Look, you don’t have to be a genius to realize Trump has put Colorado Republicans in a bind, and that he tightens it daily. If he’s not firing nearly the entire leadership of the Department of Homeland Security for not being tough enough or willing to break a few laws — this, in the name of protecting us from desperate families seeking asylum at the border — he’s considering bringing back his plan to separate kids from their parents. I assume those cages are still available.

According to the last poll I saw, Trump was 13 points underwater in Colorado. The question now is not whether Trump, who lost by five points to Hillary Clinton in 2016, can win Colorado, but whether Colorado is even a swing state any more. National Republicans are, at best, skeptical. Who wouldn’t be?

The hot Republican plan in Colorado now is recalls, in a nod back to 2013, but the recallers have run into a few problems, like a pastor calling a legislator a “homosexual pervert.” And then there was the pair of anti-Semites involved for a time in the absurd bid to recall the governor.

OK, so there have been a few slip-ups. But Buck knows all about slip-ups. And yet, he is convinced that Republicans are set for a comeback.

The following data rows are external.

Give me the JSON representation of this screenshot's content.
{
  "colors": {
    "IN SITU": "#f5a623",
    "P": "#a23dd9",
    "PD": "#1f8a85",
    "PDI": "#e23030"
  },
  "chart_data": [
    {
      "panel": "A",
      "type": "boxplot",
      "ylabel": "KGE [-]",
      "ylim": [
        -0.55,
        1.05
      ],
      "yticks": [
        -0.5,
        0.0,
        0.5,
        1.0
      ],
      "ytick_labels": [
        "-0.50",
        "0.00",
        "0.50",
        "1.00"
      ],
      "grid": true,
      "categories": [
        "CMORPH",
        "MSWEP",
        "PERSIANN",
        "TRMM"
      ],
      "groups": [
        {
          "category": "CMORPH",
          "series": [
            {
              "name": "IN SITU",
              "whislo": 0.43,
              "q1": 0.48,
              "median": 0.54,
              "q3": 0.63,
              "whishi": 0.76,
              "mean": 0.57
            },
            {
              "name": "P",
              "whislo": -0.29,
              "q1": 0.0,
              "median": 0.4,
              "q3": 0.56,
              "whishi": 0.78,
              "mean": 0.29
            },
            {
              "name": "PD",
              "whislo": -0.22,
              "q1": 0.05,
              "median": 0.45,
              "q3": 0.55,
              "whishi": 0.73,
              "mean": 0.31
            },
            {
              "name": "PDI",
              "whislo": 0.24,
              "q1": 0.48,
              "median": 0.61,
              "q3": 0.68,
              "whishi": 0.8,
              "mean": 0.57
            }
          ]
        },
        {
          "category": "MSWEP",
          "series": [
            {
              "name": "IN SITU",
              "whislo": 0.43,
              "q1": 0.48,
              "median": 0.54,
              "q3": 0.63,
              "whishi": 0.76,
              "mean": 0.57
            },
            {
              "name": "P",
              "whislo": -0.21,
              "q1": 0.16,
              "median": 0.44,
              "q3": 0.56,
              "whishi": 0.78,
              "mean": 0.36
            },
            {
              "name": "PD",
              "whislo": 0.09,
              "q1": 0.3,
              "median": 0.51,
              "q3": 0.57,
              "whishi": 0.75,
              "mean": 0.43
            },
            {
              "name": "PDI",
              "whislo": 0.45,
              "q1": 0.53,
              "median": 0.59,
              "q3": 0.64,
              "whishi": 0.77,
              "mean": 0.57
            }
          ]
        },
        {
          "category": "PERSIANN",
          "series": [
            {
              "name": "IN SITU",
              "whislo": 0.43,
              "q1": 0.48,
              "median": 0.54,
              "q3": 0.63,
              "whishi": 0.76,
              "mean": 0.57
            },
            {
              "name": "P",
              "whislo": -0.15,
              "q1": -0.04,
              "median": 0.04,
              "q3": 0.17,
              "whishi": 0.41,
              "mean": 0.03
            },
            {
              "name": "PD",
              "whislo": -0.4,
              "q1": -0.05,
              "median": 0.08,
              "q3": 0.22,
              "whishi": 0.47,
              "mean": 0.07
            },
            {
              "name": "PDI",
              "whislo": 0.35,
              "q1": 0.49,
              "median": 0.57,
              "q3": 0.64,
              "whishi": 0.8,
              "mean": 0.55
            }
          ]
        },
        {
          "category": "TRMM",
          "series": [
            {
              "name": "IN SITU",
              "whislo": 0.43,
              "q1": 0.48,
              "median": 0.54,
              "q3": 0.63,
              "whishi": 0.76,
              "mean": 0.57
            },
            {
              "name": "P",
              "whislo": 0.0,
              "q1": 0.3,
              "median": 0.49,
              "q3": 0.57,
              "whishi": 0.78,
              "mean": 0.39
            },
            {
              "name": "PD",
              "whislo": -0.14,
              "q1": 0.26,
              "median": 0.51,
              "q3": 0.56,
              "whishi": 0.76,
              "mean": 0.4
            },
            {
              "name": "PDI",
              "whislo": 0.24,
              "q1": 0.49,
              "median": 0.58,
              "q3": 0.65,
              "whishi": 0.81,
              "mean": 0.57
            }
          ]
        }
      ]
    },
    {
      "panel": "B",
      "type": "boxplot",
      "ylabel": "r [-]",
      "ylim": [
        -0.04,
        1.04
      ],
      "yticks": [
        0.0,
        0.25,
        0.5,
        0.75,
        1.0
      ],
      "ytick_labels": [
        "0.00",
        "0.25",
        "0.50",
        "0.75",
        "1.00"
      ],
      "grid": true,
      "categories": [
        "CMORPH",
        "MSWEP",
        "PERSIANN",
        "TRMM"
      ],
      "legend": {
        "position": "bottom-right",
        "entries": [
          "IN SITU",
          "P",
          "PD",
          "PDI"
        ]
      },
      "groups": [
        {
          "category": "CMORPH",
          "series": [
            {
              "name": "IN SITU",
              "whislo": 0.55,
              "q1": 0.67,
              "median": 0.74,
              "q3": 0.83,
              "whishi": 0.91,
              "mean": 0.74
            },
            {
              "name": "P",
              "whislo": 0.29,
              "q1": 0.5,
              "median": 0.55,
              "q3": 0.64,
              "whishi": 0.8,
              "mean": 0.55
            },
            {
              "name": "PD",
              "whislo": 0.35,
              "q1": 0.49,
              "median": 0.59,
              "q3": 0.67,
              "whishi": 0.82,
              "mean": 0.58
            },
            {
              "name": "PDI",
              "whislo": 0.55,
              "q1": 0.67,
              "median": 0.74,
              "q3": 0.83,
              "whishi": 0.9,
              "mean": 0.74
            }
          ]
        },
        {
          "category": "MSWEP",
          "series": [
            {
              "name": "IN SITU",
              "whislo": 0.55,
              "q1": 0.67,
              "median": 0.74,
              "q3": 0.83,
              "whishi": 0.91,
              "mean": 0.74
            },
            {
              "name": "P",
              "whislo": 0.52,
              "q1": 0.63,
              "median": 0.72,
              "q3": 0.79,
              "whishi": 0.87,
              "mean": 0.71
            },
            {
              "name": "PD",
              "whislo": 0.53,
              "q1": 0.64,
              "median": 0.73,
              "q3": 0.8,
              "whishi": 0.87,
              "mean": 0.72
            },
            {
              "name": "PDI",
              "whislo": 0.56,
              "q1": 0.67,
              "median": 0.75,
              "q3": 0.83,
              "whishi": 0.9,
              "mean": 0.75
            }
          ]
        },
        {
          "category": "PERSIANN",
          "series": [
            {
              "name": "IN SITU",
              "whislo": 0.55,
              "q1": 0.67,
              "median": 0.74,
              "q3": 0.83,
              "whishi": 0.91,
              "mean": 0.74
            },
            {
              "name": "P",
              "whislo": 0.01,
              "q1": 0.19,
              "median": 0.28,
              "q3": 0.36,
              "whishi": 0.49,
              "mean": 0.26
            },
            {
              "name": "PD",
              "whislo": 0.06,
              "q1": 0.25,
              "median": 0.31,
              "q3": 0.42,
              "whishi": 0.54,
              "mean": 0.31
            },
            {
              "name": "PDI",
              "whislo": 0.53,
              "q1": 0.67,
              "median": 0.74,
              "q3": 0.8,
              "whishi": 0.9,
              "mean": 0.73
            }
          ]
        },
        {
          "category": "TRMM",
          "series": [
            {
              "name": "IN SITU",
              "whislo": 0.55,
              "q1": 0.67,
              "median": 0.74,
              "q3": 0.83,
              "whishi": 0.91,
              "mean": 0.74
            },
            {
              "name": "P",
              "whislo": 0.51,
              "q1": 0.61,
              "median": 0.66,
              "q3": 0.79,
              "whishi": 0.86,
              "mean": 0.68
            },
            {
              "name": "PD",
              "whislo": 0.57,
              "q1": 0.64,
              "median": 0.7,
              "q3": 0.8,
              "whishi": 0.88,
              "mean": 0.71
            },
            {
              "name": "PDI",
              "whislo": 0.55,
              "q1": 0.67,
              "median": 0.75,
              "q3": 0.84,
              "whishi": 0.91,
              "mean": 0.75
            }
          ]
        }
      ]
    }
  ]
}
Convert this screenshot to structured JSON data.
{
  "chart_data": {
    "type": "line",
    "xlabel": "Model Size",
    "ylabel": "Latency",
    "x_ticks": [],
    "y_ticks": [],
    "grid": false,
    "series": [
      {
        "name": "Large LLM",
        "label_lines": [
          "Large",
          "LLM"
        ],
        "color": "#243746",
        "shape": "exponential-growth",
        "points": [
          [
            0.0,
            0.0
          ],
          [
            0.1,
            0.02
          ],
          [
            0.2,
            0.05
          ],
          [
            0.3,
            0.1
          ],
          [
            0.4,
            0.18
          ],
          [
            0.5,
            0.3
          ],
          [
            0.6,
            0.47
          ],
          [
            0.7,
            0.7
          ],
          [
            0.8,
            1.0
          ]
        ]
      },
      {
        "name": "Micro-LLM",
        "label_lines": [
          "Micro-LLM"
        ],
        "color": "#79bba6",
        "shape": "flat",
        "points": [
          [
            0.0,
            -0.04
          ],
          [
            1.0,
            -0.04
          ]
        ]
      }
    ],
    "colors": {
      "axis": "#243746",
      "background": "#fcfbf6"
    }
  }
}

“We will re-elect President Trump, we will re-elect Cory Gardner, we will retake our state legislature and we will hold our heads proud and high as Republicans,” he said at the Republican convention. “We will let the world know this is not a blue state — not on our watch.”

That could be a plan, I guess, if not for the indisputable fact that these were same folks who were on watch the last time out.

Mike Littwin runs Sundays in the Aspen Times. A former columnist for the Rocky Mountain News and The Denver Post, he currently writes for ColoradoIndependent.com.